Now you might think with such a high rate of cancers being caused by replication errors, why bother worrying about a healthy lifestyle (except for stopping smoking, of course) or why bother avoiding environmental issues (other than smoking) that might induce cancer. Well, the main reason for trying is that the researchers still found that 42% of all cancers are preventable.
These researchers also determined that the actual number of stem cell divisions in a given organ that’s associated with risk. Those organs with more stem cell divisions are at higher risk for cancer – one such location is the colon. On the other hand, those organs with fewer stem cell divisions, such as the brain, exhibit lower risk for cancer development.
This study seemed to avoid some issues that other research of this type encountered. Mainly, they examined databases from 70 different countries, not just the US based data.
According to the researchers, we might conclude that the case for environmental factors in cancer may have been overemphasized. Volgelstein told Nature,
If we think of the mutations as the enemies, and all the enemies are outside of our border, it’s obvious how to keep them from getting inside. But if a lot of the enemies — in this case close to two-thirds — are actually inside our borders, it means we need a completely different strategy.
Vogelstein told NPR, “We’re not saying the only thing that determines the seriousness of the cancer, or its aggressiveness, or its likelihood to cause the patient’s death, are these mutations. We’re simply saying that they are necessary to get the cancer.”
The point here is not to say “it doesn’t matter,” it’s just simple math that drives cancer and random mutations. It’s still more complex than that – on one hand, it’s not all about mutations, but on the other hand, preventing cancer isn’t all about having a kale smoothie every day.
Yes there are methods to prevent cancers. Quit smoking. Stay out of the sun. Lose weight. Get vaccinated against HPV and HepB. Get exercise. But these prevent very specific kinds of cancer, not all of them.
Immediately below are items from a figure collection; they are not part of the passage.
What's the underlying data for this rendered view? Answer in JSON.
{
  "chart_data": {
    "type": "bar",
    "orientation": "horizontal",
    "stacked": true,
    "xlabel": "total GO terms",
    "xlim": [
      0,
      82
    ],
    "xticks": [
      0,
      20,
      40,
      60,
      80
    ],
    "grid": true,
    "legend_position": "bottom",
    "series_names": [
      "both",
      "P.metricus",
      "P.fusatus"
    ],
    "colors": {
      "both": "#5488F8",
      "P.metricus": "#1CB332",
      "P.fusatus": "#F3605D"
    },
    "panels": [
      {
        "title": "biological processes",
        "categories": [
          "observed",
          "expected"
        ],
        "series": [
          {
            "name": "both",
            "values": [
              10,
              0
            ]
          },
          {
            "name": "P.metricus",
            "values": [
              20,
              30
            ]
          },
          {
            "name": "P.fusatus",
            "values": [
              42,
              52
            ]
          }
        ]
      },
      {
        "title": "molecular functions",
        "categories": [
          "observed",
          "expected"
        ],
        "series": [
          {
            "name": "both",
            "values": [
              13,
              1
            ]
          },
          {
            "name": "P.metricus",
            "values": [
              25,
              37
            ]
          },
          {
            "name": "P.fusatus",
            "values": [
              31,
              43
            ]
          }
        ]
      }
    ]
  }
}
As for cancer and random mutations? There are no miracle substances that will increase or decrease the risk of these replication errors. You can never change your cell’s replication accuracy to 100% – you just don’t have that sort of control over your cellular biochemistry.
If you quit smoking (or haven’t ever smoked), you immediately cut your cancer risk by a whole bunch, considering the fact that 14% of all new cancers are lung cancers. This is much more important than worrying about your genetic errors. Worry about the 42% of cancers that are preventable – and try not to think about those trillions of dividing cells that probably won’t lead to cancer.
- McCulloch SD, Kunkel TA. The fidelity of DNA synthesis by eukaryotic replicative and translesion synthesis polymerases. Cell Res. 2008 Jan;18(1):148-61. doi: 10.1038/cr.2008.4. Review. PubMed PMID: 18166979; PubMed Central PMCID: PMC3639319.
- Tomasetti C, Li L, Vogelstein B. Stem cell divisions, somatic mutations, cancer etiology, and cancer prevention. Science. 2017 Mar 24;355(6331):1330-1334. doi: 10.1126/science.aaf9011. PubMed PMID: 28336671.
- Tomasetti C, Vogelstein B. Cancer etiology. Variation in cancer risk among tissues can be explained by the number of stem cell divisions. Science. 2015 Jan 2;347(6217):78-81. doi: 10.1126/science.1260825. PubMed PMID: 25554788; PubMed Central PMCID: PMC4446723.